Narration and Transition at Trinosophes features 14 pieces by Williams from 2012-2019. The survey of abstract painting highlights the unconscious, free-flowing meditative process during which Williams develops his coded visual language - the shapes, forms and experiments with color that become recurring tropes in his representational work, as if they are silent characters.

These paintings often convey multiple perceptual experiences at once, evoking potent imagery of both a physiological and psychological nature—totemic forms suggestive of sexuality and desire, ancient cultural significance, or even his own experience living in his body. Williams experienced great trauma as a young man, when he was involved in a car accident that left him disabled. Flesh, muscle, blood vessels, and cellular activity come to mind in the visceral forms he repetitively makes. These elements also become solutions for figuration, laying the groundwork for props that emerge in his narrative paintings, where they take on new meaning while carrying the 'DNA' of their origin.

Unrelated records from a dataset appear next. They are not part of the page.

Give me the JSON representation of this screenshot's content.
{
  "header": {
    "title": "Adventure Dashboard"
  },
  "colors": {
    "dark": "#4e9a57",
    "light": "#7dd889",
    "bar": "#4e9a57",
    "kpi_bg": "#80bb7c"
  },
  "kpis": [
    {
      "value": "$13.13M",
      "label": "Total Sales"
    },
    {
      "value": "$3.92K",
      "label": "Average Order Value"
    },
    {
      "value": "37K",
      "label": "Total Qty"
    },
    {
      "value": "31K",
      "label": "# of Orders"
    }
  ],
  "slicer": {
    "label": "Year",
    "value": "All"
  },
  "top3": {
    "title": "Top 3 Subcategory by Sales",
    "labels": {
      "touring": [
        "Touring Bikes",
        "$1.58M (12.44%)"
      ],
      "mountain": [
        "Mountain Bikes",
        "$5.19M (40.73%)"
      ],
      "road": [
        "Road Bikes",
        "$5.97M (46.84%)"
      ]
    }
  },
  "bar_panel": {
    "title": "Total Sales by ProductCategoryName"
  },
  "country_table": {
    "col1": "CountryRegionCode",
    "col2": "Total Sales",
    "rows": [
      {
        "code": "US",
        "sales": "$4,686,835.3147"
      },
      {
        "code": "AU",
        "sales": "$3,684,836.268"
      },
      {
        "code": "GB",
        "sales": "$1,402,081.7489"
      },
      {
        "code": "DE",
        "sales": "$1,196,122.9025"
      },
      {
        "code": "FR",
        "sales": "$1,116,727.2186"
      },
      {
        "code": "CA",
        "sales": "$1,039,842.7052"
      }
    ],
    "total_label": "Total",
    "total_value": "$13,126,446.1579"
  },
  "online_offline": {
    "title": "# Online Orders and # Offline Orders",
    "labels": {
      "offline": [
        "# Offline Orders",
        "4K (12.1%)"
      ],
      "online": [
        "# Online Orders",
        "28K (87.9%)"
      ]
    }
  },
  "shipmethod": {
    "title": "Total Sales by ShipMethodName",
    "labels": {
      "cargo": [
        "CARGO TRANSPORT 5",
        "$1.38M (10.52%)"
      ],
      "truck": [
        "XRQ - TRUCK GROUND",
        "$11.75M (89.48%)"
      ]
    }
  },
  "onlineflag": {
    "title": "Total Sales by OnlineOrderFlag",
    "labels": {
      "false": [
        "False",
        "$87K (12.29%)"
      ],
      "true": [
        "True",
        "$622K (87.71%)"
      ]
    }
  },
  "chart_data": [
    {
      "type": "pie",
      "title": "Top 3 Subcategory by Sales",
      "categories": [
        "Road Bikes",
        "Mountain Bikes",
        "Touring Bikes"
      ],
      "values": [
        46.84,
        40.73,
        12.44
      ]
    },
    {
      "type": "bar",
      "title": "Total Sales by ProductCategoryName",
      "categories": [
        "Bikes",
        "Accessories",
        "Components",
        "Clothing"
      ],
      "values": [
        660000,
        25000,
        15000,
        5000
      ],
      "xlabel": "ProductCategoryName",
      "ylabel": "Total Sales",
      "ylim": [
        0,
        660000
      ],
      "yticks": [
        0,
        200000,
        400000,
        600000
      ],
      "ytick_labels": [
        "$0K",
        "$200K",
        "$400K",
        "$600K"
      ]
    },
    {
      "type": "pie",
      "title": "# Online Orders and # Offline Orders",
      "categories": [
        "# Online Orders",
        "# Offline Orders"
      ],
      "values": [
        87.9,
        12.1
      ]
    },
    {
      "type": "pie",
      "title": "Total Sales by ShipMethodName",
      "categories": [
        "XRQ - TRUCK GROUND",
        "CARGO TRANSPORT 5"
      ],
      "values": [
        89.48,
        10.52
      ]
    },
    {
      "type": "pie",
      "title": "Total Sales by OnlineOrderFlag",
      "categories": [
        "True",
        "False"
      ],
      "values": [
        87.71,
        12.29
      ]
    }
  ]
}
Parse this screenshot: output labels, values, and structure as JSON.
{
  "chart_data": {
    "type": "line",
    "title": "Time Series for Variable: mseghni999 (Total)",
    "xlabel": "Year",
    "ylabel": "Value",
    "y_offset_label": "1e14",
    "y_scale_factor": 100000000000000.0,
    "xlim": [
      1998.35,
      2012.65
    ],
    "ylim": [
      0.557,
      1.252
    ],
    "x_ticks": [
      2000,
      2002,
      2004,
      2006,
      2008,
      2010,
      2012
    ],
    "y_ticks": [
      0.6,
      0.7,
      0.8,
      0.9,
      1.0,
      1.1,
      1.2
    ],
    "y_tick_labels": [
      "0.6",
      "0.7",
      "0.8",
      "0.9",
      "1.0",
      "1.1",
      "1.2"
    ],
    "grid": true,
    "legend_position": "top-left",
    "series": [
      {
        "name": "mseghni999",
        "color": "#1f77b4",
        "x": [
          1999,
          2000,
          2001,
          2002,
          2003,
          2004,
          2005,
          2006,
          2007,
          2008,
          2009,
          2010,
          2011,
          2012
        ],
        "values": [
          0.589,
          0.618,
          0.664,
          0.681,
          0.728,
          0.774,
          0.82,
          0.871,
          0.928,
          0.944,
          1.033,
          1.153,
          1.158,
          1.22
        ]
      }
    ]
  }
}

“This two-part show is an evolving dialogue between myself and the viewer about the future of ‘Negritude,’ the ‘quality or fact of being of African origin,’” Williams explains. “So much of my recent work tells the story of the transportation of the Black body and mind -- the strength of an undefeated people. It is about an escape from slavery, from Jim Crow, from Civil Rights, and even from a post-racial planet.”

“As I go further into the backstory of my work, I feel that it is all about the strength to cross a middle passage, to endure centuries of slavery, and find some place to exist that is not just on the physical plane. I'm trying to find that world inside my painting.”